USDA Deputy Secretary Kathleen Merrigan announced that USDA's National Institute of Food and Agriculture is awarding $4.6 million to 13 universities for research to develop ecologically and economically rational strategies for management, control or elimination of weedy or invasive species. Of the amount, Merrigan said that nearly $500,000 is for a University of California, Davis Laboratory.

"Invasive plants and animals are a major threat to food and fiber production, costing U.S. producers between $7 billion and $27 billion per year, but by doing research on controlling and managing weedy and invasive species we help protect the productivity of America's farmers and ranchers," said Merrigan.

Marie Jasieniuk, a researcher at the University of California, Davis, is conducting research to develop economical and environmentally sound strategies for managing invasive weeds and prevent the spread of invasive weeds in agroecosystems that provide tree fruits and nuts as well as wine, table, and raisin grapes. The University of California, Berkeley also received a $494,000 grant for their research into ecologically-based, invasive species management programs.

The awards are administered through the NIFA Agriculture and Food Research Initiative Biology of Weedy and Invasive Species in Agroecosystems competitive grants program.
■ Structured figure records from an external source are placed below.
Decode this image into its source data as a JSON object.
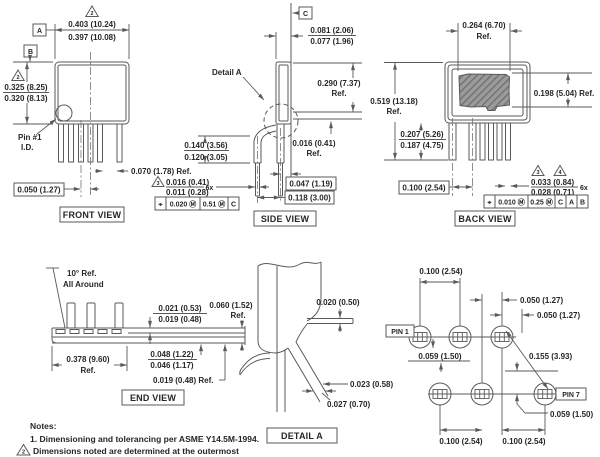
{
  "colors": {
    "line": "#5a5a5a",
    "text": "#262626",
    "hatch_fill": "#9b9b9b"
  },
  "front": {
    "label": "FRONT VIEW",
    "datum_a": "A",
    "datum_b": "B",
    "flag_top": "2",
    "flag_left": "2",
    "width_max": "0.403 (10.24)",
    "width_min": "0.397 (10.08)",
    "height_max": "0.325 (8.25)",
    "height_min": "0.320 (8.13)",
    "pin1_l1": "Pin #1",
    "pin1_l2": "I.D.",
    "lead_gap": "0.070 (1.78) Ref.",
    "lead_pitch": "0.050 (1.27)"
  },
  "side": {
    "label": "SIDE VIEW",
    "datum_c": "C",
    "thk_max": "0.081 (2.06)",
    "thk_min": "0.077 (1.96)",
    "detail_callout": "Detail A",
    "body_h": "0.290 (7.37)",
    "body_h_ref": "Ref.",
    "overall_h": "0.519 (13.18)",
    "overall_h_ref": "Ref.",
    "lead_len_max": "0.140 (3.56)",
    "lead_len_min": "0.120 (3.05)",
    "standoff": "0.016 (0.41)",
    "standoff_ref": "Ref.",
    "row_offset": "0.047 (1.19)",
    "flag_lead": "3",
    "lead_thk_max": "0.016 (0.41)",
    "lead_thk_min": "0.011 (0.28)",
    "lead_count": "6x",
    "fcf": [
      "⌖",
      "0.020 Ⓜ",
      "0.51 Ⓜ",
      "C"
    ],
    "row_pitch": "0.118 (3.00)"
  },
  "back": {
    "label": "BACK VIEW",
    "pad_w": "0.264 (6.70)",
    "pad_w_ref": "Ref.",
    "pad_h": "0.198 (5.04) Ref.",
    "lead_len_max": "0.207 (5.26)",
    "lead_len_min": "0.187 (4.75)",
    "pitch": "0.100 (2.54)",
    "flag_a": "3",
    "flag_b": "4",
    "lead_w_max": "0.033 (0.84)",
    "lead_w_min": "0.028 (0.71)",
    "lead_count": "6x",
    "fcf": [
      "⌖",
      "0.010 Ⓜ",
      "0.25 Ⓜ",
      "C",
      "A",
      "B"
    ]
  },
  "end": {
    "label": "END VIEW",
    "draft": "10° Ref.",
    "draft2": "All Around",
    "thk_max": "0.021 (0.53)",
    "thk_min": "0.019 (0.48)",
    "total": "0.060 (1.52)",
    "total_ref": "Ref.",
    "base_max": "0.048 (1.22)",
    "base_min": "0.046 (1.17)",
    "width": "0.378 (9.60)",
    "width_ref": "Ref.",
    "foot": "0.019 (0.48) Ref."
  },
  "detail": {
    "label": "DETAIL A",
    "ledge": "0.020 (0.50)",
    "lead_thk": "0.023 (0.58)",
    "bend": "0.027 (0.70)"
  },
  "land": {
    "pin1": "PIN 1",
    "pin7": "PIN 7",
    "pitch_top": "0.100 (2.54)",
    "offset_a": "0.050 (1.27)",
    "offset_b": "0.050 (1.27)",
    "row_a": "0.059 (1.50)",
    "row_b": "0.059 (1.50)",
    "diag": "0.155 (3.93)",
    "pitch_bot_a": "0.100 (2.54)",
    "pitch_bot_b": "0.100 (2.54)"
  },
  "notes": {
    "title": "Notes:",
    "n1": "1.  Dimensioning and tolerancing per ASME Y14.5M-1994.",
    "n2_flag": "2",
    "n2": "Dimensions noted are determined at the outermost"
  }
}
AFRI is the primary competitive grant program to provide funding for fundamental and applied research, extension and education to address food and agricultural sciences.

Funded projects include work at Cornell University to minimize negative impacts of the European cranefly in perennial grass-based agroecosystems. Researchers at the University of Alaska will test the efficiency of activated carbon on large-scale soil to restore native species. Scientists at the University of Minnesota will work to mitigate impacts of the invasion of earthworms as an invasive species.